School Reform and State Capitalism

In order to understand the grip that neoliberal ideology has on the field of education policy in the United States, it is necessary to put the school reform movement into a broader historical context. D’Agostino (2012) argues that teachers, other public employees, and union officialshave become scapegoats at a time of popular discontent with chronic high unemployment, decline of the middle class, and increasing poverty. Political and corporate elites perpetuate an ideology that blames unionized teachers for not preparing the nation’s youth to compete in the global economy, deflecting attention from a political-economic system that offshores jobs and concentrates wealth and power at the expense of the middle class. Similarly, the plight of millions of minority families trapped in poverty is blamed not on the failures of American state capitalism but on the failure of teachers to give minority youth the skills they need to get into college (D’Agostino 2012).

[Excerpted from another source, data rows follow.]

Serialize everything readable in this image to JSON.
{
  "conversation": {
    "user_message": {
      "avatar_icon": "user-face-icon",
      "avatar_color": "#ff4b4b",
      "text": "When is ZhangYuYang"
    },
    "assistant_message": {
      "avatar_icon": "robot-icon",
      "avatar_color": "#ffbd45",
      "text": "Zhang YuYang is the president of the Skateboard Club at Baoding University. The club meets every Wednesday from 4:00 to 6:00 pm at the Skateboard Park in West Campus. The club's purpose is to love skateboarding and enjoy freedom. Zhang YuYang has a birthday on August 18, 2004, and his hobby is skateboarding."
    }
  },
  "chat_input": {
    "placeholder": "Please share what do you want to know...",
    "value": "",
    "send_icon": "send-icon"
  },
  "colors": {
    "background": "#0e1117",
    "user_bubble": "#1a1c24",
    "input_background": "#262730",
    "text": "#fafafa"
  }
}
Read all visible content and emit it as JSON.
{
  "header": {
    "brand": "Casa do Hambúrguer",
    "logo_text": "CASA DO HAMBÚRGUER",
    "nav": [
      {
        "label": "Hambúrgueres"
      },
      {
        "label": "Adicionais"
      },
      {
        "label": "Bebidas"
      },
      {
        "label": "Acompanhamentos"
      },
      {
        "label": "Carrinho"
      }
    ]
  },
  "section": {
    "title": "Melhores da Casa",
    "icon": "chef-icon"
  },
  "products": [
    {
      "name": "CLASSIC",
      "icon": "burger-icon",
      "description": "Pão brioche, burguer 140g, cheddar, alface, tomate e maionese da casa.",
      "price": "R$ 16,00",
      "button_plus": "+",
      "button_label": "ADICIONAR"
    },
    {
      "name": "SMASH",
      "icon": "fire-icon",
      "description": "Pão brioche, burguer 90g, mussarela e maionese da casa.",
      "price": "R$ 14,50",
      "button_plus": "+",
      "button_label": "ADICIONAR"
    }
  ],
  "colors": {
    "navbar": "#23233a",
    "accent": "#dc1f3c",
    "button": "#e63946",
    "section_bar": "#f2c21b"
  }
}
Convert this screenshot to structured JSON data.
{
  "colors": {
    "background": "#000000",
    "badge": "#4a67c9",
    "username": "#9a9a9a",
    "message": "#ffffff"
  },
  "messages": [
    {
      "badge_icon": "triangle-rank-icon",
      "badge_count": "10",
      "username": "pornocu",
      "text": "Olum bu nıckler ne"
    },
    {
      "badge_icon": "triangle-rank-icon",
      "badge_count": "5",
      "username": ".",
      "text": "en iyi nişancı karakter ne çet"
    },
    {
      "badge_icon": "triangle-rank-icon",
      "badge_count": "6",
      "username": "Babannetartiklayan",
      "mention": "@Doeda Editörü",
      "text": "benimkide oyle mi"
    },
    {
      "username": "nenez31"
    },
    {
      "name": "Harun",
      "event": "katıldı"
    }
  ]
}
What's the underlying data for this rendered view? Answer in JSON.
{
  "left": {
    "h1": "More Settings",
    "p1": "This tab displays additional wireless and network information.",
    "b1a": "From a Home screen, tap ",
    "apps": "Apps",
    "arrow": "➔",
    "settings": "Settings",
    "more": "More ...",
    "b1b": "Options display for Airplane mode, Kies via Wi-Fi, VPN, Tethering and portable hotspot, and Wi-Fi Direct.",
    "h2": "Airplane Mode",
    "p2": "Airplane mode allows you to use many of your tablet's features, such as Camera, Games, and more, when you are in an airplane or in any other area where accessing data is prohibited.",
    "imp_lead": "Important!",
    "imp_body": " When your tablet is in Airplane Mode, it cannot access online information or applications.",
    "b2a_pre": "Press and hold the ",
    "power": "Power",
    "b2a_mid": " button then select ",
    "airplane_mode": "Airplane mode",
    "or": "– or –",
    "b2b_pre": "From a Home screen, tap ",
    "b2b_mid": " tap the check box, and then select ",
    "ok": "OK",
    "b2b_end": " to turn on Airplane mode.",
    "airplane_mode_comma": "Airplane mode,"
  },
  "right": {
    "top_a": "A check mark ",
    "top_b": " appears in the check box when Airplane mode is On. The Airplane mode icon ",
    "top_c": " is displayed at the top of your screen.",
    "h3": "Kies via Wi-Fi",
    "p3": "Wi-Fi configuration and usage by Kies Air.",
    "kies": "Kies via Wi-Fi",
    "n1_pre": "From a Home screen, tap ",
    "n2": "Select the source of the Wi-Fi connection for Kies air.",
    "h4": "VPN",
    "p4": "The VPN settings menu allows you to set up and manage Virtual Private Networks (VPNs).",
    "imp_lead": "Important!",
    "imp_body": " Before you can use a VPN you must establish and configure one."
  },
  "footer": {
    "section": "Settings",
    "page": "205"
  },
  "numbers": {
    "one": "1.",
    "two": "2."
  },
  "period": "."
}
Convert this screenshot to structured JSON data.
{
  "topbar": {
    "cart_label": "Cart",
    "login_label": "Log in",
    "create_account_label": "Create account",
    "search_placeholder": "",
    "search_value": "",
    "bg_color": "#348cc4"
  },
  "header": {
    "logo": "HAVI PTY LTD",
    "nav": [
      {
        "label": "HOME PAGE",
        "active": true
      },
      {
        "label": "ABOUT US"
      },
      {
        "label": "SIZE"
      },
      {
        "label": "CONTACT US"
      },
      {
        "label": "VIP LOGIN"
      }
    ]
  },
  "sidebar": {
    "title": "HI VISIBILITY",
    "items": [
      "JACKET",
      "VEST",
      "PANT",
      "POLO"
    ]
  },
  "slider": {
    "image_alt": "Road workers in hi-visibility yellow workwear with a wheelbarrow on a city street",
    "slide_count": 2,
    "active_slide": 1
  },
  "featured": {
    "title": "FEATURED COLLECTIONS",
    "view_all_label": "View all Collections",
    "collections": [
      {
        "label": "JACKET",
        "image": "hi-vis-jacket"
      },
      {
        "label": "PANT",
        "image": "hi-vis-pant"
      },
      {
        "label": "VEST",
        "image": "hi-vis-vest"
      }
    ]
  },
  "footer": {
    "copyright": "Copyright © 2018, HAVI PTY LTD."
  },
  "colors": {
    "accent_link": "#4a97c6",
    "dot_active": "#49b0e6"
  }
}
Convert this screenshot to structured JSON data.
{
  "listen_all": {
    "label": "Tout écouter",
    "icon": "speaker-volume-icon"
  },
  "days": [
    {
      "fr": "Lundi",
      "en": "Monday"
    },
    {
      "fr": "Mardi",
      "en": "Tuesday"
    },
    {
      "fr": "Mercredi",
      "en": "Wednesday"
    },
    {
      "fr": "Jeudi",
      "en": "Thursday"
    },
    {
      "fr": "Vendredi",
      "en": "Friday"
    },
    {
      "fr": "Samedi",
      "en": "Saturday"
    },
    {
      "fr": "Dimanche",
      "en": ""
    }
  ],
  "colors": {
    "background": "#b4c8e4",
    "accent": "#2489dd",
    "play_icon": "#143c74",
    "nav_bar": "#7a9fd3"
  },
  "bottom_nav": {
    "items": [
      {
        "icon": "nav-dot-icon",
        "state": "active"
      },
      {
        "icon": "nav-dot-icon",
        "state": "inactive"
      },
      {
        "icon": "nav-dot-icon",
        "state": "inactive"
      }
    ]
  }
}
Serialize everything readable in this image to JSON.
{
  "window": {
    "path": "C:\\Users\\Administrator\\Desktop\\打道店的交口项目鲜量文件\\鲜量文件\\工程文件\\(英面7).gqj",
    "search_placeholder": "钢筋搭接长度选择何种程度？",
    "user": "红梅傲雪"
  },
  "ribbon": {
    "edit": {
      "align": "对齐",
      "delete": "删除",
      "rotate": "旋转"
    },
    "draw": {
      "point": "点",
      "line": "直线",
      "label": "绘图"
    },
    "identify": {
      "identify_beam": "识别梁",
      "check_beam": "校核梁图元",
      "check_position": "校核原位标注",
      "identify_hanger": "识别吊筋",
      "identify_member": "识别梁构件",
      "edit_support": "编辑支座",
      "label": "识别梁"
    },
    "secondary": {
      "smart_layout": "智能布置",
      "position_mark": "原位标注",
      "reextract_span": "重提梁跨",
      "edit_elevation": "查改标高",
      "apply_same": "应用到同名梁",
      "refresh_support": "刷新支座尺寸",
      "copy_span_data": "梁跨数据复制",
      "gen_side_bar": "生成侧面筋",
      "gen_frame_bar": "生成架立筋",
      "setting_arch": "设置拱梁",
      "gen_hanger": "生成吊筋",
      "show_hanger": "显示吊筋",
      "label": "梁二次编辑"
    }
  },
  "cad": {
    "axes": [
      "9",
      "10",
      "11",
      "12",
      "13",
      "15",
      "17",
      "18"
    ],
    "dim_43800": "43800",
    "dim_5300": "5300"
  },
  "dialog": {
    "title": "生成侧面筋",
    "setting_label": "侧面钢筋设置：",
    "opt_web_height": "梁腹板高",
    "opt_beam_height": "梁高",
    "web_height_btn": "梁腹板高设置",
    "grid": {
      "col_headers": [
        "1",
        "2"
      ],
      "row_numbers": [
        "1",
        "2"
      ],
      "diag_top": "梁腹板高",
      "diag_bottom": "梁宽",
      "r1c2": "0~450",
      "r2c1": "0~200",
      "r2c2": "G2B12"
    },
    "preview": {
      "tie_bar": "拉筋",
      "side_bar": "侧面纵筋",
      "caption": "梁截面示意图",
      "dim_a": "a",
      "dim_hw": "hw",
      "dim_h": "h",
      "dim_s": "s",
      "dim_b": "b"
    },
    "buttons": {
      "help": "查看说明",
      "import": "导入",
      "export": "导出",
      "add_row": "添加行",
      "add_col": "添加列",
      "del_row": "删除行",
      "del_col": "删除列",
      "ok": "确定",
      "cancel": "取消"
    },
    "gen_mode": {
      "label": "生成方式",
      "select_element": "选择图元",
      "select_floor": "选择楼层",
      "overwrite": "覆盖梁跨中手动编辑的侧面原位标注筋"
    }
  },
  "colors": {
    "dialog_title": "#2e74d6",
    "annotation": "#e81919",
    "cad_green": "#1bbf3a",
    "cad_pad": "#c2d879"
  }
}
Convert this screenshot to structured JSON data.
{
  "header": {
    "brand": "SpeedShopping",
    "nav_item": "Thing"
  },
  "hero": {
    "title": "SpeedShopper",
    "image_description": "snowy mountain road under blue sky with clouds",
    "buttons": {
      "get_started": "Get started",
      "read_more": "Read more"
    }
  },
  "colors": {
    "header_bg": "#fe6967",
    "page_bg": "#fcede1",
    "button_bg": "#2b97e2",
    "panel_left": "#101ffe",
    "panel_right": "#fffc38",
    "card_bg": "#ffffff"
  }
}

In reality, of course, America today produces hundreds of thousands of college graduates every year who cannot find employment requiring a college degree, if they can find employment at all (Bybee 2013; Matgouranis 2010) . This means that the education system cannot be the limiting factor for the country’s economic performance. It also means that college is no longer a secure path to middle class prosperity for minority youth, or for anyone else. These truths are highly inconvenient for people who control vast resources and bear responsibility, if anyone does, for the state of the country.